Brought me back to mamas bean soup ! Delicious and hearty! Thank you, this is going in my recipe box❤️
This is such a delicious, satisfying soup. I’ve made it twice in the last 2 weeks. The first time I had to substitute for a couple of ingredients I didn’t have on hand (celery for carrots, green lentils for red) and it was as good as the next time I made it with the listed ingredients. Now that I’ve made it a couple of times, I find it’s easier to use a stick blender to puree some of the soup in the pot, rather than removing 2 cups to blend separately.
This soup is really yummy. I have only made it without ham and it tastes delicious. Used an immersion blender to purée and added double the amount of kale.
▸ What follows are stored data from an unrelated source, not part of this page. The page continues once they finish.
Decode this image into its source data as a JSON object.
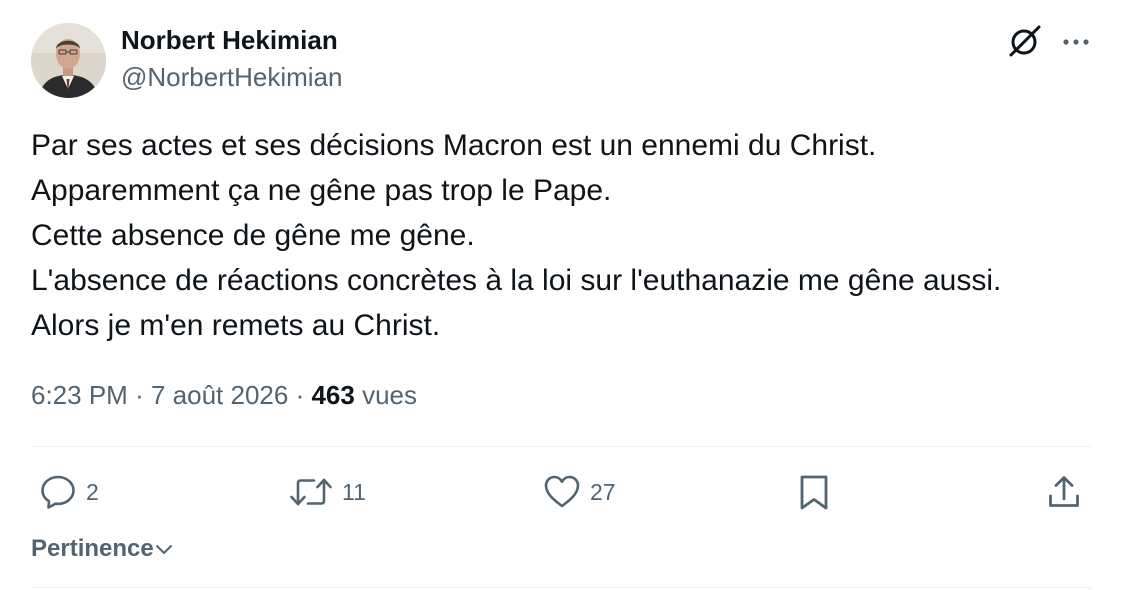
{
  "author": {
    "display_name": "Norbert Hekimian",
    "handle": "@NorbertHekimian",
    "avatar_icon": "user-photo"
  },
  "tweet": {
    "lines": [
      "Par ses actes et ses décisions Macron est un ennemi du Christ.",
      "Apparemment ça ne gêne pas trop le Pape.",
      "Cette absence de gêne me gêne.",
      "L'absence de réactions concrètes à la loi sur l'euthanazie me gêne aussi.",
      "Alors je m'en remets au Christ."
    ],
    "time": "6:23 PM",
    "date": "7 août 2026",
    "separator": "·",
    "views_count": "463",
    "views_label": "vues"
  },
  "actions": {
    "replies": "2",
    "retweets": "11",
    "likes": "27"
  },
  "icons": {
    "grok": "grok-icon",
    "more": "more-icon",
    "reply": "reply-icon",
    "retweet": "retweet-icon",
    "like": "heart-icon",
    "bookmark": "bookmark-icon",
    "share": "share-icon",
    "chevron": "chevron-down-icon"
  },
  "sort": {
    "label": "Pertinence"
  },
  "colors": {
    "text": "#0f1419",
    "secondary": "#536471",
    "divider": "#eff3f4"
  }
}
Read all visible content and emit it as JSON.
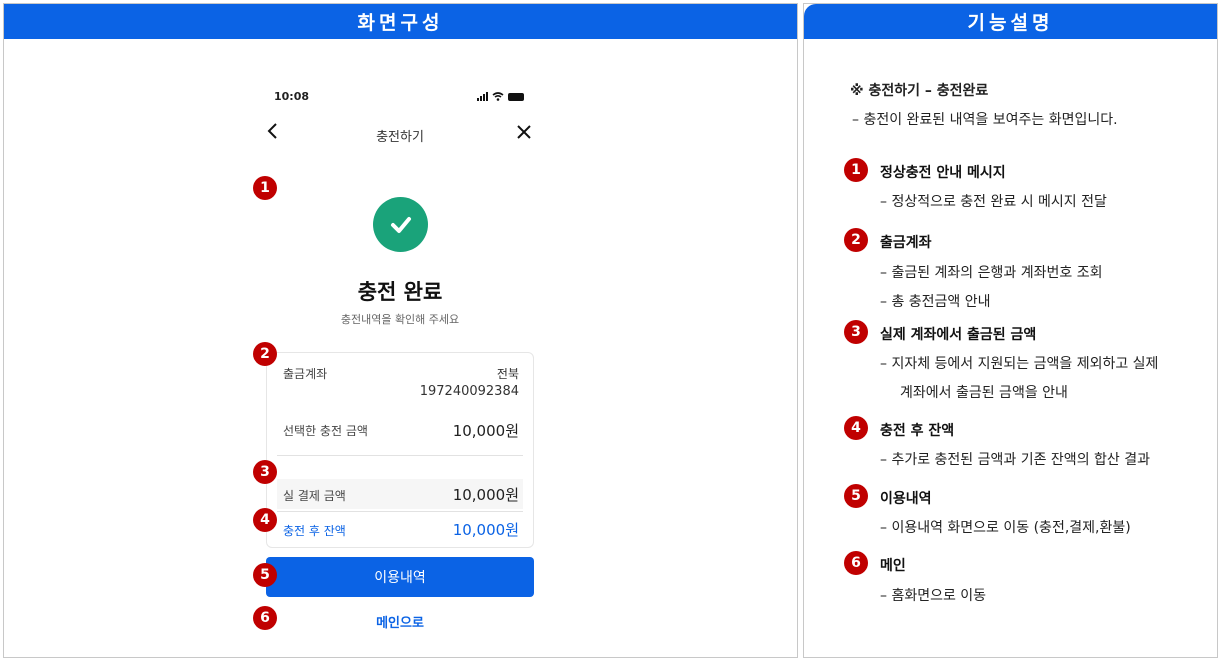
{
  "left_header": "화면구성",
  "right_header": "기능설명",
  "phone": {
    "status_time": "10:08",
    "nav_title": "충전하기",
    "done_title": "충전 완료",
    "done_sub": "충전내역을 확인해 주세요",
    "account_label": "출금계좌",
    "bank_name": "전북",
    "account_number": "197240092384",
    "selected_amount_label": "선택한 충전 금액",
    "selected_amount": "10,000원",
    "pay_label": "실 결제 금액",
    "pay_amount": "10,000원",
    "balance_label": "충전 후 잔액",
    "balance_amount": "10,000원",
    "history_button": "이용내역",
    "main_link": "메인으로"
  },
  "badges": [
    "1",
    "2",
    "3",
    "4",
    "5",
    "6"
  ],
  "description": {
    "heading": "※ 충전하기 – 충전완료",
    "summary": "–  충전이 완료된 내역을 보여주는 화면입니다.",
    "items": [
      {
        "num": "1",
        "title": "정상충전 안내 메시지",
        "subs": [
          "– 정상적으로 충전 완료 시 메시지 전달"
        ]
      },
      {
        "num": "2",
        "title": "출금계좌",
        "subs": [
          "–  출금된 계좌의 은행과 계좌번호 조회",
          "–  총 충전금액 안내"
        ]
      },
      {
        "num": "3",
        "title": "실제 계좌에서 출금된 금액",
        "subs": [
          "–  지자체 등에서 지원되는 금액을 제외하고 실제",
          "계좌에서 출금된 금액을 안내"
        ]
      },
      {
        "num": "4",
        "title": "충전 후 잔액",
        "subs": [
          "– 추가로 충전된 금액과 기존 잔액의 합산 결과"
        ]
      },
      {
        "num": "5",
        "title": "이용내역",
        "subs": [
          "–  이용내역 화면으로 이동 (충전,결제,환불)"
        ]
      },
      {
        "num": "6",
        "title": "메인",
        "subs": [
          "–  홈화면으로 이동"
        ]
      }
    ]
  },
  "colors": {
    "accent": "#0b63e5",
    "badge": "#c00000",
    "success": "#1aa37a"
  }
}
I love the smokiness of this soup; it is perfect for a cold winter night. I made the mistake of going to 3 different stores looking for smoked ham hocks when they ended up in stock at my local Giant. I simmered my soup with a parmesan rind to add more to the flavor. Just delicious! Adding it to my “Make Again” list.
This is by far my favorite bean soup recipe. So flavorful and satisfying -it now has a permanent spot in my soup rotation! I also love that this recipe uses dry beans. I hate to guess at converting a recipe that requires canned beans. I served it with crusty bread to my adult kids home for the holidays and they were more impressed with this simple and lovely soup than a fancy dinner!
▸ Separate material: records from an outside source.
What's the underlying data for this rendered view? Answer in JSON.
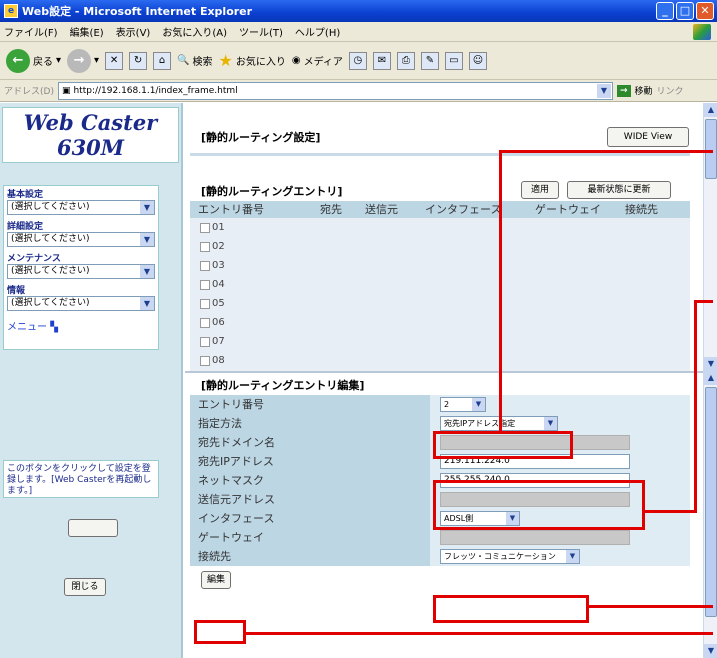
{
  "window": {
    "title": "Web設定 - Microsoft Internet Explorer"
  },
  "menubar": {
    "items": [
      "ファイル(F)",
      "編集(E)",
      "表示(V)",
      "お気に入り(A)",
      "ツール(T)",
      "ヘルプ(H)"
    ]
  },
  "toolbar": {
    "back": "戻る",
    "search": "検索",
    "favorites": "お気に入り",
    "media": "メディア"
  },
  "address": {
    "label": "アドレス(D)",
    "url": "http://192.168.1.1/index_frame.html",
    "go": "移動",
    "links": "リンク"
  },
  "sidebar": {
    "logo_line1": "Web Caster",
    "logo_line2": "630M",
    "sections": [
      {
        "label": "基本設定",
        "select": "(選択してください)"
      },
      {
        "label": "詳細設定",
        "select": "(選択してください)"
      },
      {
        "label": "メンテナンス",
        "select": "(選択してください)"
      },
      {
        "label": "情報",
        "select": "(選択してください)"
      }
    ],
    "menu_link": "メニュー",
    "info_text": "このボタンをクリックして設定を登録します。[Web Casterを再起動します。]",
    "close_button": "閉じる"
  },
  "top": {
    "page_title": "[静的ルーティング設定]",
    "wide_view": "WIDE View",
    "section_title": "[静的ルーティングエントリ]",
    "apply_button": "適用",
    "refresh_button": "最新状態に更新",
    "columns": [
      "エントリ番号",
      "宛先",
      "送信元",
      "インタフェース",
      "ゲートウェイ",
      "接続先"
    ],
    "rows": [
      "01",
      "02",
      "03",
      "04",
      "05",
      "06",
      "07",
      "08"
    ]
  },
  "edit": {
    "section_title": "[静的ルーティングエントリ編集]",
    "fields": [
      {
        "label": "エントリ番号",
        "value": "2"
      },
      {
        "label": "指定方法",
        "value": "宛先IPアドレス指定"
      },
      {
        "label": "宛先ドメイン名",
        "value": ""
      },
      {
        "label": "宛先IPアドレス",
        "value": "219.111.224.0"
      },
      {
        "label": "ネットマスク",
        "value": "255.255.240.0"
      },
      {
        "label": "送信元アドレス",
        "value": ""
      },
      {
        "label": "インタフェース",
        "value": "ADSL側"
      },
      {
        "label": "ゲートウェイ",
        "value": ""
      },
      {
        "label": "接続先",
        "value": "フレッツ・コミュニケーション"
      }
    ],
    "edit_button": "編集"
  },
  "colors": {
    "highlight": "#e00000",
    "label_bg": "#bcd6e4",
    "sidebar_bg": "#d3e6ee",
    "title_blue": "#0a3fd0"
  }
}
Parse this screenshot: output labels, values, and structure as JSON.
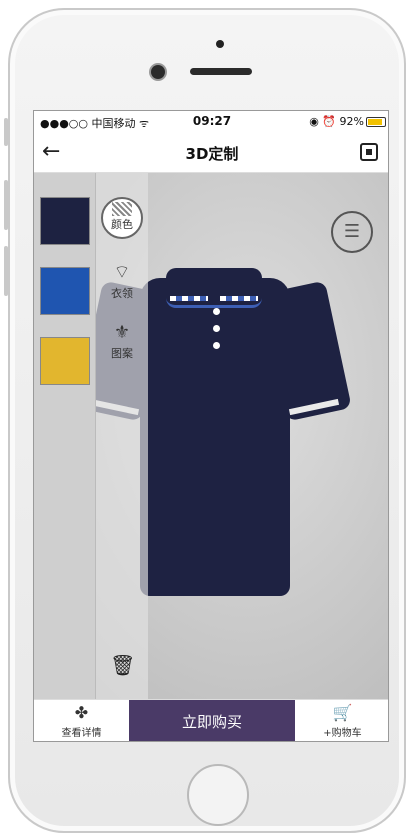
{
  "status_bar": {
    "carrier": "●●●○○ 中国移动 ᯤ",
    "time": "09:27",
    "right": "◉ ⏰ 92%"
  },
  "nav": {
    "back_icon": "←",
    "title": "3D定制"
  },
  "swatches": [
    {
      "name": "navy",
      "color": "#1d2241"
    },
    {
      "name": "blue",
      "color": "#1f55b0"
    },
    {
      "name": "yellow",
      "color": "#e2b62e"
    }
  ],
  "tools": {
    "color_label": "颜色",
    "collar_label": "衣领",
    "collar_icon": "⌔",
    "pattern_label": "图案",
    "pattern_icon": "⚜",
    "trash_icon": "🗑"
  },
  "bottom_bar": {
    "detail_icon": "✤",
    "detail_label": "查看详情",
    "buy_label": "立即购买",
    "cart_icon": "🛒",
    "cart_label": "+购物车"
  },
  "colors": {
    "accent": "#4a3a67",
    "shirt": "#1e2242"
  }
}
Being born and raised in New Orleans, beans are a staple in my family. This combination of ham, white beans, and smoky flavor is really really satisfying. After eating this you don’t even need dessert although adding your biscuit recipe makes this meal more than special!
This smoky white bean soup is so good. Tasty and hearty. I always have a container in my freezer for a warming lunch with crusty rolls.
This was delicious and is a much improved version of my mom’s (sorry mom 😬) beans and ham soup. I added more kale to ours and it was a hit. The ham hocks add the perfect amount of ham to the soup.
Tried this delicious bean soup recipe because I enjoy a good tasty bean soup. It was flavorful robust filled with different textures with I feel makes a great soup. The kale was a interesting addition which proved to be a hit.
My favorite bean soup recipe.
I made this to bring a friend who is unwell. His family absolutely loved it and said it was the most comforting soup. My family loves it, too. Such a keeper.